The story is not about Psyche and her fate as much as it is about the fate of Orual, the oldest sister.  She covers her face to hide her ugliness, and in so doing, she begins to live as someone other than herself.  She eventually succeeds her father as Queen Orual, there being no male heirs in the lineage.  Under her reign, the land is restored to peace and prosperity.  She is a skilled soldier, riding into battle with her generals.  She makes a good and honorable life out of a sad and lonely existence.  She is reared in the Greek tradition of philosophy and reasonableness and disbelief in the supernatural.  Of course while she denies the divinity of the gods, in part because of the pain they have caused her, she is also superstitious and angry with them for the constant challenges and difficulties she faces – being ugly, losing her mother to death, being mistreated by her father, losing her beloved sister in sacrifice.  Orual simultaneously denies and despises the existence of the gods whatsoever.
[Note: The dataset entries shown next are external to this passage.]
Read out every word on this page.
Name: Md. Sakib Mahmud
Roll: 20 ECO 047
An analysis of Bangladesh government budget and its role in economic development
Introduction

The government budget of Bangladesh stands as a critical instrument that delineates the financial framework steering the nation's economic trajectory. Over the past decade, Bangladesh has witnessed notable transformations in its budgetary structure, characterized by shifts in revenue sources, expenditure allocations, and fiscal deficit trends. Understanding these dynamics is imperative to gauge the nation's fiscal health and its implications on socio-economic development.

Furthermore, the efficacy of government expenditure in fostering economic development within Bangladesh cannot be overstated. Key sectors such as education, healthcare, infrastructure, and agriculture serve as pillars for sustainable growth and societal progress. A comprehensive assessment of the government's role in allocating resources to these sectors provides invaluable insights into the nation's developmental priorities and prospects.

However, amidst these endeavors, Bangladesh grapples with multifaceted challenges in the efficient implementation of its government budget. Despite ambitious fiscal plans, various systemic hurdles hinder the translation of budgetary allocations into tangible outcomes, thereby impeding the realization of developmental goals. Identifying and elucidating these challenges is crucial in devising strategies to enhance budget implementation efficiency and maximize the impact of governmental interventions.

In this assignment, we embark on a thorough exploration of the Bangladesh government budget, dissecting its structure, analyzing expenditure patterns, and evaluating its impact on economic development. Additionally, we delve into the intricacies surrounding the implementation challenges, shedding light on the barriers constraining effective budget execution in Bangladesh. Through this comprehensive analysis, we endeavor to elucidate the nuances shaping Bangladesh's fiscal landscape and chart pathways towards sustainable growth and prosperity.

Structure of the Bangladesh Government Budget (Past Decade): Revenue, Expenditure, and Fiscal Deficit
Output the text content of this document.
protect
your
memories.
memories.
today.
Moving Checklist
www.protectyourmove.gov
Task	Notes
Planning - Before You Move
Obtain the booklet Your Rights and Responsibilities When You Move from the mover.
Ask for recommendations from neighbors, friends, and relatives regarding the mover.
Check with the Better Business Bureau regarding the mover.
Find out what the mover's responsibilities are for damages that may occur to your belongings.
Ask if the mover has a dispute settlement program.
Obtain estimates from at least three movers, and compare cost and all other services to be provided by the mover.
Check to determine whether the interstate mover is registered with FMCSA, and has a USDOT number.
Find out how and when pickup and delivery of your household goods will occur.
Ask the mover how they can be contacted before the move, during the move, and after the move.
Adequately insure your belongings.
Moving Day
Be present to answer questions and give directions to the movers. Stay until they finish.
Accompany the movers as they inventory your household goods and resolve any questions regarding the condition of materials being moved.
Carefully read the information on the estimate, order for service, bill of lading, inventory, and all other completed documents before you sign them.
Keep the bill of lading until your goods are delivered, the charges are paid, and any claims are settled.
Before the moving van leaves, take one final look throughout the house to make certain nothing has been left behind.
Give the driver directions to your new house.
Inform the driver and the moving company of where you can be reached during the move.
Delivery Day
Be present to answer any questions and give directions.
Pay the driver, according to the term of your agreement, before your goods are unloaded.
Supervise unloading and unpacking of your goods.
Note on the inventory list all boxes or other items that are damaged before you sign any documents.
At the end of a life that is successful by all outer measures, she is confronted with an alternative vision of her life.  One where she was jealous.  Where she was angry and manipulative.  Where she caused as much anguish as she suffered.  Where her motives, although she thought them pure, were actually used in judgment against her.  Her entire life turned out to be other than what she had both intended and accomplished.

“Our moral efforts are too feeble and falsely motivated to ever merit salvation.” Tim Keller in The Reason for God.  I struggle to remain convinced of God’s grace, which is given freely.  I always try so hard to do right and behave well and be motivated correctly.  It’s a topic that is fresh in my mind after a discussion about submission and placing others’ interests first.  So ironic that it appears to be the dominant theme in a book I haven’t read in 20 years but felt called to give some attention to. 

The book is lovely.  It is brilliant.  It explains concepts in literature that defy the common wisdom of our time.  Mr. Lewis published the book in 1956.  Fifty years ago he knew more about self-determination and self-interest than many of us do today.  Orual lived as a brave, redeemed heroine.  But when you change your point of view just the tiniest bit and look at her life through a lens she never intended, the whole story is about the selfish manipulations of a jealous woman and the ways in which we use love to our benefit rather than giving it freely without thought of ourselves.The brilliance of the book is the braiding of myth, Christian doctrine, and pure fairy story, without denying any part its full development.

I said it was like swimming in cheesecake.  The text, the symbolism, and the imagery is so robust and rich that I could not take it all in adequately.  I commend it to you and I hope you will enjoy it as much as I did.  It is relevant on many different levels, even if he doesn’t gush like Calvin does in About Alice.